Фонвизин же может использоваться лишь для рифмы, как тварь. Естественно, соглашается автор прошения, он отдает себе отчет в том, что называться тварью совсем не обидно, ведь все люди — божьи твари. Обидно становиться такой тварью, которой назначено быть всего лишь рифмой для другой, имя которой он предпочитает не называть. Иными словами, Фонвизин балагурит, дискредитирует в глазах начальника своего старинного врага Лукина, называет его безымянным секретарем и тварью; а может быть, не желая ехать в Петербург, объясняет Елагину, что секретарь у него уже есть, а становиться рифмованным к нему приложением Фонвизин не хочет. В любом случае здесь он уподобляется древнерусскому скомороху или, лучше сказать, — Даниилу Заточнику, из далекой ссылки развлекающему господина своими неожиданными рифмами. Другое дело, что «ссылка» Фонвизина была приятной, и возвращаться из нее он ни в коем случае не желает. Вероятно, области скоморошьего балагурства принадлежит и умилившее исследователей желание 24-летнего просителя прожить наступающие последние дни жизни, не встречаясь с Лукиным («Ваше превосходительство изволите сами знать, что я для миллиона резонов с г. Л. быть вместе не могу, ибо кто не желает остатки дней своих провести спокойно?»), и упоминание прописанной ему врачебной диеты, запрещающей писать стихи и пить английское пиво («ибо как то, так и другое кровь заставляет бить вверх» и тем самым вызывает сильные головные боли), и деликатное опасение утомить серьезного человека «вздорными письмами» и «философиею».

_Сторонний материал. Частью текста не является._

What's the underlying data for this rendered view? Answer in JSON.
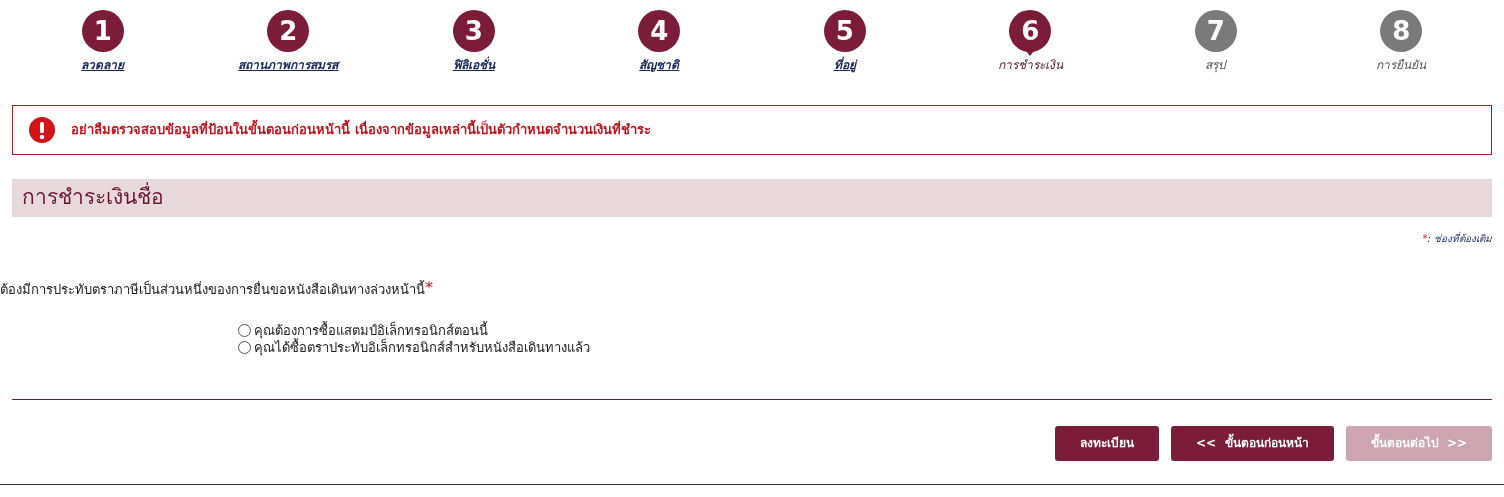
{
  "steps": [
    {
      "number": "1",
      "label": "ลวดลาย",
      "completed": true,
      "selected": false
    },
    {
      "number": "2",
      "label": "สถานภาพการสมรส",
      "completed": true,
      "selected": false
    },
    {
      "number": "3",
      "label": "ฟิลิเอชั่น",
      "completed": true,
      "selected": false
    },
    {
      "number": "4",
      "label": "สัญชาติ",
      "completed": true,
      "selected": false
    },
    {
      "number": "5",
      "label": "ที่อยู่",
      "completed": true,
      "selected": false
    },
    {
      "number": "6",
      "label": "การชำระเงิน",
      "completed": false,
      "selected": true
    },
    {
      "number": "7",
      "label": "สรุป",
      "completed": false,
      "selected": false
    },
    {
      "number": "8",
      "label": "การยืนยัน",
      "completed": false,
      "selected": false
    }
  ],
  "alert": {
    "text": "อย่าลืมตรวจสอบข้อมูลที่ป้อนในขั้นตอนก่อนหน้านี้ เนื่องจากข้อมูลเหล่านี้เป็นตัวกำหนดจำนวนเงินที่ชำระ"
  },
  "section_title": "การชำระเงินชื่อ",
  "required_note": {
    "mark": "*",
    "text": ": ช่องที่ต้องเติม"
  },
  "question": {
    "text": "ต้องมีการประทับตราภาษีเป็นส่วนหนึ่งของการยื่นขอหนังสือเดินทางล่วงหน้านี้",
    "required_mark": "*"
  },
  "options": [
    {
      "label": "คุณต้องการซื้อแสตมป์อิเล็กทรอนิกส์ตอนนี้",
      "selected": false
    },
    {
      "label": "คุณได้ซื้อตราประทับอิเล็กทรอนิกส์สำหรับหนังสือเดินทางแล้ว",
      "selected": false
    }
  ],
  "buttons": [
    {
      "label": "ลงทะเบียน",
      "disabled": false
    },
    {
      "label": "<<  ขั้นตอนก่อนหน้า",
      "disabled": false
    },
    {
      "label": "ขั้นตอนต่อไป  >>",
      "disabled": true
    }
  ]
}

Однако вернемся к обстоятельствам жизни Фонвизина в 1760-е годы. С 1763 по 1769 год он остается секретарем Елагина и за это время покидает столицу трижды. Кроме упомянутого 29-дневного отпуска в 1765 году, Фонвизин живет у родителей в 1767 (в это время в Москве работает Уложенная комиссия, и молодой секретарь находится при сопровождавшем императрицу Елагине) и 1769 (когда он получает полугодовой отпуск, из которого так не хочет возвращаться в Петербург, и встречает свою самую большую любовь) годах. Живя в Петербурге, Фонвизин регулярно видится с дядей и вместе с прибывшими братьями проводит время в семейном кругу. «На Петровском острову был я в субботу с братьями, — рассказывает почтительный сын „милостивому государю батюшке и милостивой государыне матушке“ в одном из писем лета 1768 года, — нас всех взял с собою дядюшка; он со всею фамилиею туда ездить изволил. Обедали мы у Резвова, катались на шлюпке, качались, играли в фортуну и время свое довольно весело проводили. Каждый день бываю у дядюшки, да и нельзя иначе. Он нас жалует, да близость места не допускает нас долго быть розно. Мы живем почти друг против друга». Службой же у Елагина Фонвизин остается недоволен, а его отношения с патроном продолжают складываться очень и очень не просто. Если летом 1766 года Фонвизин рассказывает родителям о своей любви к «командиру», который наконец-то перестал заблуждаться на счет Лукина, и весьма эмоционально клянется почитать этого «благородного и честного человека» даже в случае, если их пути разойдутся и Фонвизину придется оставить это место, то осенью 1768 года он говорит о твердом намерении уйти в отставку и через несколько лет начать служить снова, но уже под началом не такого «урода», как Елагин. Как же случилось, что за два года достойный почитания «командир» превратился в «урода», почему Фонвизин так эмоционален и на чем основана его неприязнь к вельможе, «имеющему разум, просвещенный знанием», и «доброе сердце»?